Secondly, it is about the EU’s rising interest in hydrogen, possibly an attractive long-term option in Poland. Despite limited capital and R&D resources, smart planning could ensure that Poland would follow the leaders like the Netherlands, France or Germany and find its own niches in the hydrogen supply chains. New projects in Poland are currently testing storage solutions, the application of hydrogen in mobility and so on. With further projects, one could think of hydrogen and gas blending in the transmission network, the use of hydrogen in heating or steel production as it is foreseen in some of the scenarios prepared by the European Commission. Green hydrogen could be produced in dedicated RES in Poland, but not necessarily. In a longer perspective, this could be provided from distant places where RES conditions are more favourable, for example, North Africa for PV.

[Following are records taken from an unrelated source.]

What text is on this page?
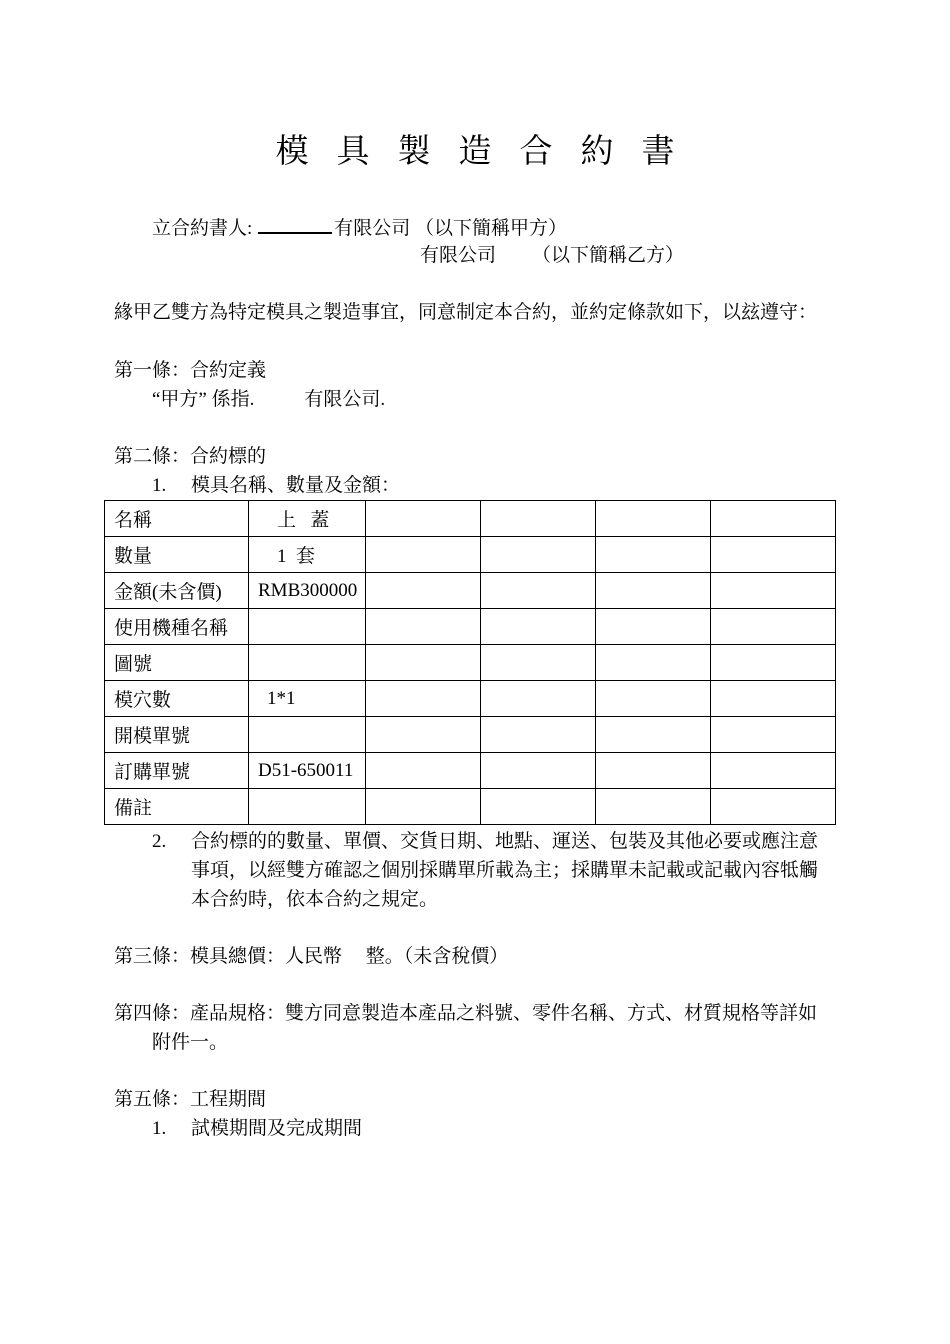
模 具 製 造 合 約 書
立合約書人:	有限公司 （以下簡稱甲方）
有限公司 （以下簡稱乙方）
緣甲乙雙方為特定模具之製造事宜，同意制定本合約，並約定條款如下，以玆遵守：
第一條：合約定義
“甲方” 係指.	有限公司.
第二條：合約標的
1. 模具名稱、數量及金額：
名稱	上   蓋				
數量	1  套				
金額(未含價)	RMB300000				
使用機種名稱					
圖號					
模穴數	1*1				
開模單號					
訂購單號	D51-650011				
備註					
2. 合約標的的數量、單價、交貨日期、地點、運送、包裝及其他必要或應注意
事項，以經雙方確認之個別採購單所載為主；採購單未記載或記載內容牴觸
本合約時，依本合約之規定。
第三條：模具總價：人民幣     整。（未含稅價）
第四條：產品規格：雙方同意製造本產品之料號、零件名稱、方式、材質規格等詳如
附件一。
第五條：工程期間
1. 試模期間及完成期間
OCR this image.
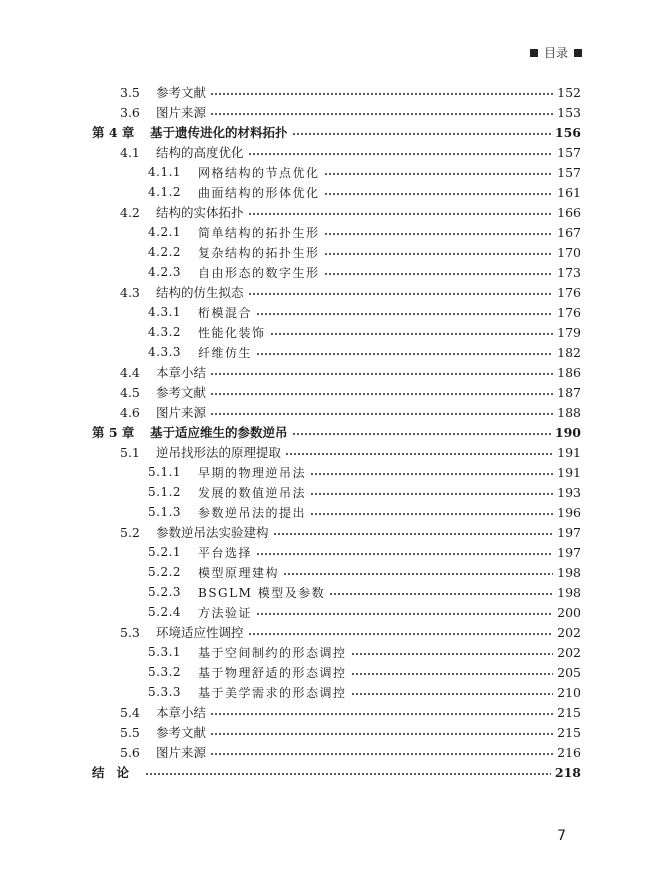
目录
3.5	参考文献	152
3.6	图片来源	153
第 4 章	基于遗传进化的材料拓扑	156
4.1	结构的高度优化	157
4.1.1	网格结构的节点优化	157
4.1.2	曲面结构的形体优化	161
4.2	结构的实体拓扑	166
4.2.1	简单结构的拓扑生形	167
4.2.2	复杂结构的拓扑生形	170
4.2.3	自由形态的数字生形	173
4.3	结构的仿生拟态	176
4.3.1	桁模混合	176
4.3.2	性能化装饰	179
4.3.3	纤维仿生	182
4.4	本章小结	186
4.5	参考文献	187
4.6	图片来源	188
第 5 章	基于适应维生的参数逆吊	190
5.1	逆吊找形法的原理提取	191
5.1.1	早期的物理逆吊法	191
5.1.2	发展的数值逆吊法	193
5.1.3	参数逆吊法的提出	196
5.2	参数逆吊法实验建构	197
5.2.1	平台选择	197
5.2.2	模型原理建构	198
5.2.3	BSGLM 模型及参数	198
5.2.4	方法验证	200
5.3	环境适应性调控	202
5.3.1	基于空间制约的形态调控	202
5.3.2	基于物理舒适的形态调控	205
5.3.3	基于美学需求的形态调控	210
5.4	本章小结	215
5.5	参考文献	215
5.6	图片来源	216
结论	218
7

It leads to the third area, which includes an increasing efficiency of offshore wind. Access to the Baltic Sea offers fairly good wind conditions and, with the Polish shipbuilding sector looking for new business opportunities, this creates the right momentum. Additionally, there already exist a number of domestic companies with established positions among suppliers for this type of RES.

To be fully seized, each of the three opportunities requires changes in the functioning of the main players – state-controlled energy companies. The first step, already discussed in public debate, is to shed coal assets from vertically integrated companies to improve their credit ratings. Such a measure will help them to better use the available opportunities to finance their transition. The second step would be to develop their energy services together with a growing retail market of renewables. The third step would be to go global with its services and to look for acquisitions and mergers in pursuit of know-how in the energy transition. This step should also allow some market openness to competition to slow down the expected growth in energy prices.

In many areas of the energy transition, Poland is looking for partnerships with US companies – gas supplies and the nuclear sector being the most important ones. It concerns areas where European technologies or perception of risks is deficient from the Polish perspective. Yet European partners remain the primary actors not only due to the common EU policy framework. European companies which are global leaders in low-emission technologies are already involved in developing all major energy projects planned in Poland. The containment of Chinese and Russian investors in this regard is not accidental.

What Poland needs in a longer-term is closer coordination of plans with its neighbours in projects such as the North-South gas corridor or electricity supplies. CEE countries are central in this regard as proven by their recent collaboration relating to the creation of the Just Transition Fund or defending natural gas as a transition fuel. New investments, for example, the ones from the PCI list, are to keep the energy costs in CEE as low as possible while moving away from fossils. With new opportunities put on the table in the new EU financial framework and anti-crisis packages, the carbon-neutral transition becomes more realistic and may provide a trigger for coal-based energy countries.